Questa mattina, in diretta streaming, l’assessore alla Cultura di Verona Francesca Briani e il capo dicastero della Cultura di Lugano Roberto Badaracco hanno illustrato gli obiettivi della collaborazione. Un modo per riaprire le porte dei teatri e mettere in moto il settore degli spettacoli, fermo sia in Italia che in Svizzera.
“Riaprire il nostro teatro comunale, simbolo per eccellenza della sperimentazione e di un pubblico giovane e diversificato – ha detto Briani -, è un segnale della nostra volontà di ripartire quanto prima. In un momento così difficile c’è un intero settore, fermo ormai da troppo tempo, che deve potersi rimettere in moto. E che merita la massima attenzione. Allo stesso tempo abbiamo i ragazzi che vivono il disagio di questa situazione di congelamento delle relazioni sociali e delle attività. La collaborazione con Lugano rende possibile l’unione di queste due esigenze. Oltre ad essere un modo per ribadire che attraverso tutti i protocolli di sicurezza si può fare teatro, spettacolo dal vivo”.
“Siamo felici di aver attivato questa bella collaborazione con Verona, un’importante città italiana – ha aggiunto Badaracco -. Lugano rappresenta in Svizzera l’italianità, e siamo orgogliosi di questa peculiarità. Ecco perché vogliamo valorizzare questa vicinanza. Anche al di là delle Alpi stiamo vivendo una situazione difficile, i centri culturali sono chiusi e le attività artistiche completamente ferme. Il settore sta soffrendo tantissimo. Questo progetto dà un respiro nuovo e innovativo che produrrà frutti non solo nei prossimi mesi ma anche negli anni a venire”.
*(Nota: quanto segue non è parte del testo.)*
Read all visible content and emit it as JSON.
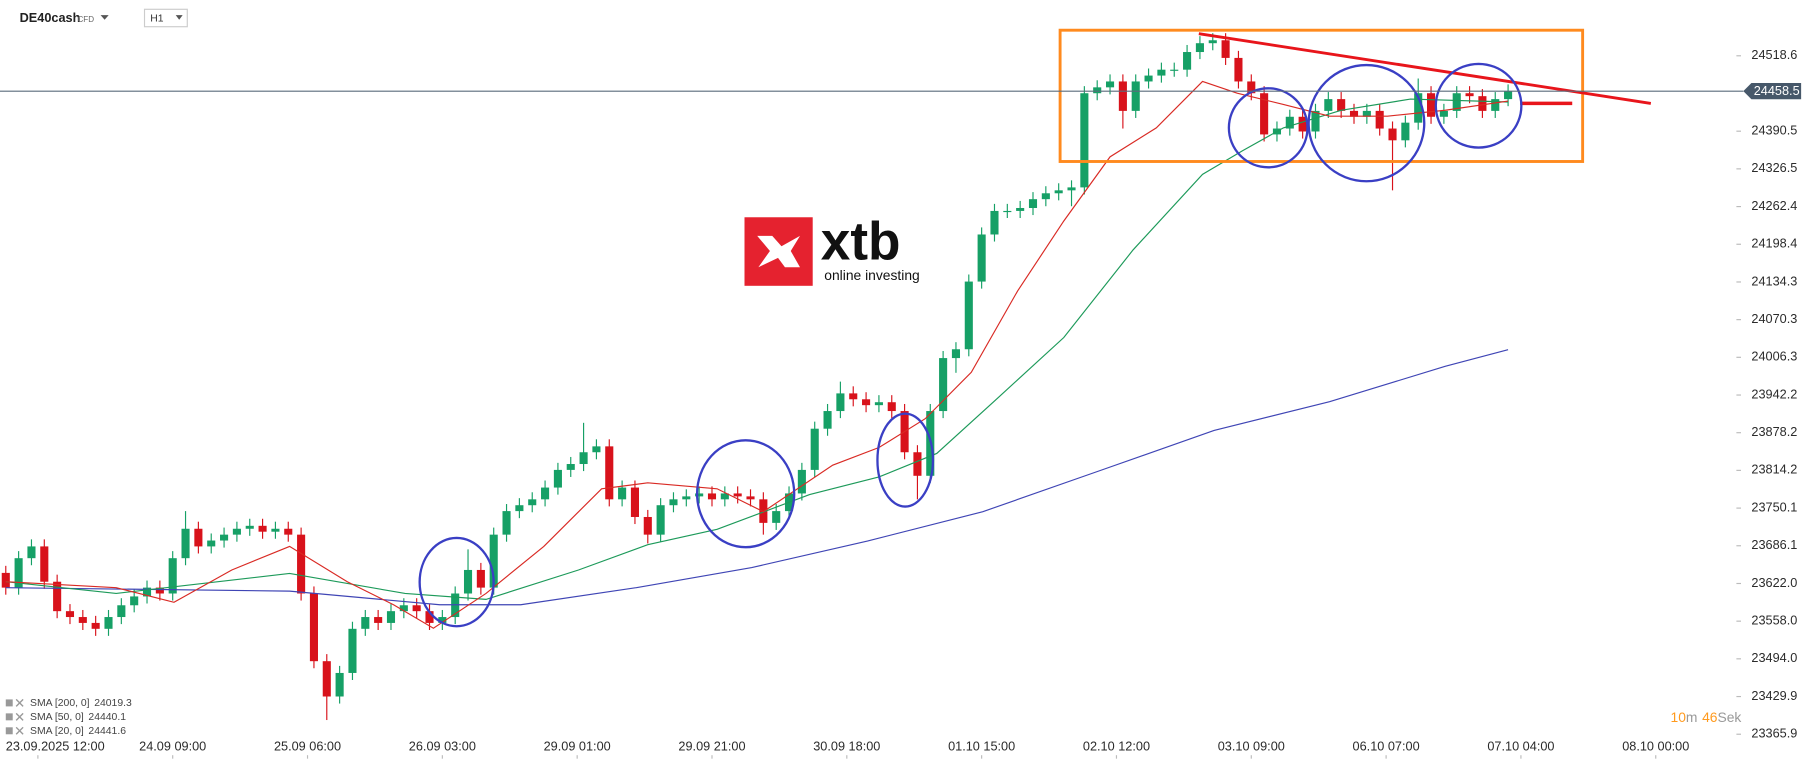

“È un onore far parte di collaborazioni così prestigiose, soprattutto in un momento come quello attuale, in cui lo spettacolo dal vivo è fermo e viene meno la relazione con il pubblico – ha spiegato Mangolini -. Ecco perché riattivare il Camploy, facendolo diventare uno spazio d’indagine dedicato completamente alla nuove generazioni, è non solo un’occasione ma anche un segnale che vogliamo lanciare. I teatri devono tornare a vivere, a coinvolgere gli spettatori e i giovani, trovando anche nuove modalità esperienziali che usino il palcoscenico come luogo di riflessione e analisi”.